Die ehrliche Antwort: Ein moderneres Libretto, eine spannendere Inszenierung, besser einstudierte Blechbläser und schönstimmigere Hirten. Damit wäre der Abend perfekt gewesen, doch dazu später. Freuen wir uns erst einmal über eine der ganz großen Diven-Abende der jüngeren Zeit.
Von Boecker weiß man, dass ihre Kunst von Können kommt, und das wurde 2022 unter anderem mit der Verleihung des österreichischen Musiktheaterpreis für den besten weiblichen Nachwuchs gewürdigt. Der Sprung von Micaëla, Violetta und Gilda bis hin zu Strauss ist dennoch ein gewaltiger, auch wenn die keusche Daphne einen leichteren Sopran verträgt als ihre dreisilbigen Einakter-Schwestern Salome und Elektra.

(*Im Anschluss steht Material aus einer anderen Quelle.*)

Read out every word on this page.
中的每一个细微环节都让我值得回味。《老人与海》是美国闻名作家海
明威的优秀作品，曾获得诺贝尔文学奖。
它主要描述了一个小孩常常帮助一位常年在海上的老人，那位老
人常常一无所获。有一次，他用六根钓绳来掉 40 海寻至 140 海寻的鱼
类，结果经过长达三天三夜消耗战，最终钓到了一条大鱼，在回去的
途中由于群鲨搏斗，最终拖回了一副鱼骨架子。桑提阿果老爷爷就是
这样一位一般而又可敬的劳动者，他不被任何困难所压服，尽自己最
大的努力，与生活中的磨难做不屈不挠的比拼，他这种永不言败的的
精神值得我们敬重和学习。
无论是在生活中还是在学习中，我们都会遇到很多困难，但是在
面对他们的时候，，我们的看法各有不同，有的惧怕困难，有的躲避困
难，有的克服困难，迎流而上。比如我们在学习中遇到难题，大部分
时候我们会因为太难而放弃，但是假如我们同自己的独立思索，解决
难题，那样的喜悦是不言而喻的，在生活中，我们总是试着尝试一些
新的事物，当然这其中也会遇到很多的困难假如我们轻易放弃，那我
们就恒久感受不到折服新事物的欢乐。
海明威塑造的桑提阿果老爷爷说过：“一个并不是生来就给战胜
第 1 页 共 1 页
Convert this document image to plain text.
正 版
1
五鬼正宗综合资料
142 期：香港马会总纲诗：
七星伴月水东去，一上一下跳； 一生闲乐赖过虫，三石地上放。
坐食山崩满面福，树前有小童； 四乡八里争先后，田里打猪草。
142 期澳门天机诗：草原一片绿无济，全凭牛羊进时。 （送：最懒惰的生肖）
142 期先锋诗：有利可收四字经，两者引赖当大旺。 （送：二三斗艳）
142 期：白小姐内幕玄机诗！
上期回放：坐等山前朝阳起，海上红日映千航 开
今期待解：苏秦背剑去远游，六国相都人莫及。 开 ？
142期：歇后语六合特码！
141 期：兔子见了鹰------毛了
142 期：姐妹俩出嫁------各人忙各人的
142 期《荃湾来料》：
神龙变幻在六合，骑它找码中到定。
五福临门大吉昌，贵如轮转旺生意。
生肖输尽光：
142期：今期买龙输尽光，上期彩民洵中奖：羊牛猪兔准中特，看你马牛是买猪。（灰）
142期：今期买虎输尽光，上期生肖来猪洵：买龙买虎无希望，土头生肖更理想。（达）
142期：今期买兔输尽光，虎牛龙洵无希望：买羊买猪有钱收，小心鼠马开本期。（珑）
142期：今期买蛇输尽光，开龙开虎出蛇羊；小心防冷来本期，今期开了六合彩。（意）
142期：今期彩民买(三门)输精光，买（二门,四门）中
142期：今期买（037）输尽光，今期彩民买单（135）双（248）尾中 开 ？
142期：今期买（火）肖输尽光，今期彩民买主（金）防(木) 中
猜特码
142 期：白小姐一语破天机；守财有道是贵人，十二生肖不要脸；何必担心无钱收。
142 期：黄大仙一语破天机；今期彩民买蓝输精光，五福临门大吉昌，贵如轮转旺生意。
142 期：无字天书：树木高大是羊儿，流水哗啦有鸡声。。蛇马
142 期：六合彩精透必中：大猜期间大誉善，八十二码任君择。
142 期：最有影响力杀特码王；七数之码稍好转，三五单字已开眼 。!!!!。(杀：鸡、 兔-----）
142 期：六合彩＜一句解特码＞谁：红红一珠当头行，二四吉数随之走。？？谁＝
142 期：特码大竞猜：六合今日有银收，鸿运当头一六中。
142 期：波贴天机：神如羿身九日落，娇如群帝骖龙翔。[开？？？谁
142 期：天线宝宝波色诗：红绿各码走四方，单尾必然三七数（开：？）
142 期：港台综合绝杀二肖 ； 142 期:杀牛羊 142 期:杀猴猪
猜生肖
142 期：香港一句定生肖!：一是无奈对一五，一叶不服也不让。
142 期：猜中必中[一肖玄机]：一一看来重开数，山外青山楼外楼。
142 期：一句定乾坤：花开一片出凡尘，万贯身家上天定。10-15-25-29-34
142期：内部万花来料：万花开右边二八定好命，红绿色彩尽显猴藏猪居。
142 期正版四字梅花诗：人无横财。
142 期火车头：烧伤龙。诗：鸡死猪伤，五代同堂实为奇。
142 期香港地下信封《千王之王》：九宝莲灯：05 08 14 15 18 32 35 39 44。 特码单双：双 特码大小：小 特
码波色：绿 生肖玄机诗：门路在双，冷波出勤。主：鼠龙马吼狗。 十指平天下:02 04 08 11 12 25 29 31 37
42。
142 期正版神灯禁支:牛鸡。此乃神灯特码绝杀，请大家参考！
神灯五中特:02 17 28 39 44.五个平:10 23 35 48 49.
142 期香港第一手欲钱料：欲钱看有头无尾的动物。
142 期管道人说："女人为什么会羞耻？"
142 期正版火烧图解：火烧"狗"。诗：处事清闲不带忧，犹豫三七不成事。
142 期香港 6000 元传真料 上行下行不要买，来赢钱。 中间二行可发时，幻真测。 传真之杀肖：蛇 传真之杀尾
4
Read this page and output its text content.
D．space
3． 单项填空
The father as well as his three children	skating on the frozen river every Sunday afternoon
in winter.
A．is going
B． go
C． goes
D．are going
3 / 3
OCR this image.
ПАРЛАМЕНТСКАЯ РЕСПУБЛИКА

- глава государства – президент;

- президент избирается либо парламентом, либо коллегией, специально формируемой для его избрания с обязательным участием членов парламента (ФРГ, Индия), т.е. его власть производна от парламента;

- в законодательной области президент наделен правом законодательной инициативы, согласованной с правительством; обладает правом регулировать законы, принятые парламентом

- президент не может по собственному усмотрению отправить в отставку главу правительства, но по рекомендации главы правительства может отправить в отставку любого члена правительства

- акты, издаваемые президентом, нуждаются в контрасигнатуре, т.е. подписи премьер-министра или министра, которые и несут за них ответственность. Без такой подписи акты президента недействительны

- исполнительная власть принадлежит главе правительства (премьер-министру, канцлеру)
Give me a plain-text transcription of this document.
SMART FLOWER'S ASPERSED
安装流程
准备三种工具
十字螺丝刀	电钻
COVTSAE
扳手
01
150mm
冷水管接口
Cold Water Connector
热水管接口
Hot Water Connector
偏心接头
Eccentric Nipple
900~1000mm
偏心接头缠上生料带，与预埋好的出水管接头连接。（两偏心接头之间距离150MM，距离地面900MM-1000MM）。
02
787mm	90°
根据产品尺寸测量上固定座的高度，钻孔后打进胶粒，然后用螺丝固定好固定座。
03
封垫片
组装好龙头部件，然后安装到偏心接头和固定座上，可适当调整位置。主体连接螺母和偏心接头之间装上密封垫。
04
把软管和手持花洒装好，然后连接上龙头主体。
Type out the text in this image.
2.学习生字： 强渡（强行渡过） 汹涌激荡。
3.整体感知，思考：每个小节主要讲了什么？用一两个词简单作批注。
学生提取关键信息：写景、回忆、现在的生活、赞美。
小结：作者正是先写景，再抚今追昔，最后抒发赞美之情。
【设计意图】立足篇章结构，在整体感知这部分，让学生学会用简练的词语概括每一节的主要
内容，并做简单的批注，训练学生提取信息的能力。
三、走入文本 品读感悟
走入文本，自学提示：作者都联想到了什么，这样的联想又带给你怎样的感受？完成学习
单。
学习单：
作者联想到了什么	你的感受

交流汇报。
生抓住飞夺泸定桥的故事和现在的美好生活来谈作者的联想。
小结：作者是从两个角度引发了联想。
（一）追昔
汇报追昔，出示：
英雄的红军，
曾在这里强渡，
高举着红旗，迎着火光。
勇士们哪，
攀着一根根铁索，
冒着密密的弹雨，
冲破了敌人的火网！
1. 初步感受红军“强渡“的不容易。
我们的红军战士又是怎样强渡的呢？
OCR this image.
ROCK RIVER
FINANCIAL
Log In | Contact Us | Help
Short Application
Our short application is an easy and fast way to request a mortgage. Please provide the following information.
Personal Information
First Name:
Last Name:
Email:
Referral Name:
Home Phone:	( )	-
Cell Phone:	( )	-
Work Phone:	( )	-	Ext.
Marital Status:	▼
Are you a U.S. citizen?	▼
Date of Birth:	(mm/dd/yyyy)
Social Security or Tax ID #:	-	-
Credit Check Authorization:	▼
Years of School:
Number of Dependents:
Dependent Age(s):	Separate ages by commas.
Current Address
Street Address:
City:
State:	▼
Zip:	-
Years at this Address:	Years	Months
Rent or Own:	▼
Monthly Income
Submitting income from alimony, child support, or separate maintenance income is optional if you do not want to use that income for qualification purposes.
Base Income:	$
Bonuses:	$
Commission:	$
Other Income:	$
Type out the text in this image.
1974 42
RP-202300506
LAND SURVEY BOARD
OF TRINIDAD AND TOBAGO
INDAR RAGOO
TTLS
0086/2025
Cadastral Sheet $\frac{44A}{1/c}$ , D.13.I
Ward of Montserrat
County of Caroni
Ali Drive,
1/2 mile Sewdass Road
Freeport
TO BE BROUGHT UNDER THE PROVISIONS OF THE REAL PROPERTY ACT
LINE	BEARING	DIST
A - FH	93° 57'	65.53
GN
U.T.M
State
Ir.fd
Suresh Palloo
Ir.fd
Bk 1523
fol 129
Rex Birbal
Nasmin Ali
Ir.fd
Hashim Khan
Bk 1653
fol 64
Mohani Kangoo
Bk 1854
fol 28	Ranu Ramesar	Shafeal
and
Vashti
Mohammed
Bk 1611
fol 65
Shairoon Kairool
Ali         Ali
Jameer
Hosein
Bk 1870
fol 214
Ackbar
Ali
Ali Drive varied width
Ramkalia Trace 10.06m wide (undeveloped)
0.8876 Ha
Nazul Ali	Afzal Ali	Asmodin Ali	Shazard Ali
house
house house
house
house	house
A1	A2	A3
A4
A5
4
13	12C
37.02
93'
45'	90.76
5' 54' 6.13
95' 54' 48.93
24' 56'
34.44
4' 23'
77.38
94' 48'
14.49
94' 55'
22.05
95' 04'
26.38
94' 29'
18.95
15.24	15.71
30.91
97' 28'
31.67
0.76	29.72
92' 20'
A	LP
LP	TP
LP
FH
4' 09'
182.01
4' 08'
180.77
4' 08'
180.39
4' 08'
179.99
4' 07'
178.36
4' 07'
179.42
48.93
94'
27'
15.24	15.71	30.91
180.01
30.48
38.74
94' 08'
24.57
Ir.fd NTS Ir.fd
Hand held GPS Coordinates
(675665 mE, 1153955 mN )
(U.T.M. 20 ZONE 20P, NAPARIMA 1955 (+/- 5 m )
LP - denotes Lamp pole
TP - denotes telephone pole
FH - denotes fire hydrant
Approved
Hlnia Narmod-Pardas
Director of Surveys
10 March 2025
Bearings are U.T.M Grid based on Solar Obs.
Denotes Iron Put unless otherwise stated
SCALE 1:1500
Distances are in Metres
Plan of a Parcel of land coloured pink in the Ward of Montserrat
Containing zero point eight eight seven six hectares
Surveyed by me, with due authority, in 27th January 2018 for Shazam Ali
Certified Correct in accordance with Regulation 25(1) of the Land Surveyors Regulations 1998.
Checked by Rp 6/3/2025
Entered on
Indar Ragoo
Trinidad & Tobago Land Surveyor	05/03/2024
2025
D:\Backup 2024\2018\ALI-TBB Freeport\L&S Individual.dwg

Und auch wenn Boecker diese Partie zu Jahresbeginn in Berlin gesungen hat, kommt man nicht umhin, sie für diesen spontanen Einsatz zu bewundern, denn ohne belastbares Gedächtnis wird man schon allein den Text nicht bewältigen können.
Dieser stammt von Joseph Gregor und verhält sich zu Strauss‘ sagenhafter Sagen-Musik wie ein plumpes altdeutsches Möbel (in Wien: „Pfeiferlbarock“) zu elegantem Art déco. Kaum zu glauben, dass der Freund von Stefan Zweig (welcher der politischen Umstände halber als Librettist nicht mehr zum Zug kam) Ende der Dreißigerjahre ähnlich – nur weitaus weniger inspiriert – wie Richard Wagner Jahrzehnte vor ihm schrieb.
Zum Glück verwarf der bereits dreiundsiebzigjährige Altmeister Strauss die Librettisten-Idee von Daphnes Transformation in einen Lorbeerbaum zu Hirtengesang und komponierte stattdessen einen würdigen Diven-Schluss. Die Partitur braucht in puncto Einfallsreichtum den Vergleich mit seinen anderen Werken nicht zu scheuen, allerdings herrscht statt der schwülen bis schwülstigen Erotik eine pastorale, naturnahe Grundstimmung, denn die Protagonistin schwärmt für Bruder Baum und Schwester Blume. Elektr(a)isch und gewaltbereit wird es mit dem Auftreten zweier Männer, die die Schäfer-Idylle am Fuße des Olymp stören.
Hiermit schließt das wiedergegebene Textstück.